The BSP strategy is simple: consolidate the core and acquire greater support outside the core. While socially it has meant playing up the Dalit empowerment symbolism even while constructing a Sarva Samaj—meaning upper caste, Muslim and lower OBC—discourse, geographically it has meant using the success achieved in UP to send a strong message across India that Mayawati has finally arrived on the national scene.
Aware that the Congress is the “national” claimant of her core Dalit vote, Mayawati has made it a point to attack Rahul Gandhi over his stay in Dalit and tribal homes. While Rahul Gandhi seems to believe that the symbolism of night-stays at Dalit homes will help recover lost electoral ground, Mayawati makes it a point to claim that he bathes with a special soap afterwards to implicitly suggest that a hidden “untouchability” underlies the “Yuvraj’s” egalitarianism.
Mayawati has conducted a string of public meetings covering different parts of the country, making it a point to project herself as the future Prime Minister of India.

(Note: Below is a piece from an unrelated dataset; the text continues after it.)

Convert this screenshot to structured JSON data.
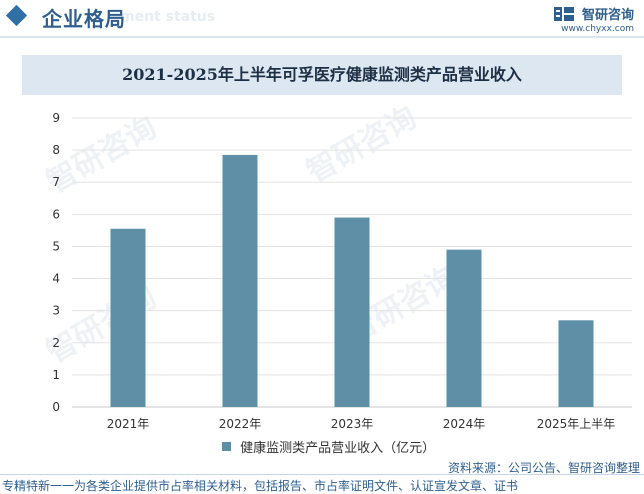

From the use of slogans like ‘UP to hamari hai; ab Dilli ki baari hai (UP is ours; now it’s time to capture Delhi)’ to the construction of a wooden replica of Parliament at the venue of her public meeting at Agra, the national aspirations of the BSP are clear all the way. Significantly, Mayawati generally begins her address with her national aspirations and makes the region-centric announcements right at the end, revealing her priorities.
In every Mayawati rally across the country, one finds an innovative social engineering at work. Aware of the deep emotional urge for a political agency among Dalits, her rallies have stuck to the core symbolism of Dalit empowerment and liberation. Before the predictably late arrival of the leader herself, the stage for her arrival is set through folk songs celebrating B.R. Ambedkar, Jyotiba Phule, Sri Narayana Guru and Kanshi Ram.
At the venue of the latest rally at Agra to celebrate Ambedkar’s 117th birth anniversary, one could see a large cutout of Mayawati standing in a pose reminiscent of Ambedkar statues: a Constitution-like book in the left hand and the index finger of the right hand pointing outwards.
Even as the Dalit cause acquires centre-stage in her rallies, the Sarv Samaj rhetoric is employed side-by-side, as part of a bid to expand beyond the core Dalit constituency. Local leaders from among the upper castes—particularly Brahmins—and any other numerically important communities are also made to speak briefly, and they make it a point to highlight their community identity even while celebrating Dalit empowerment. Interestingly, one local Brahmin leader in Karnal in Haryana suffixed ‘Jai Parshuram’ to the BSP’s conventional slogan ‘Jai Bhim, Jai Bharat’, showing how Mayawati has so far managed to balance the somewhat contradictory symbolisms of Dalit empowerment and past Brahminical glory.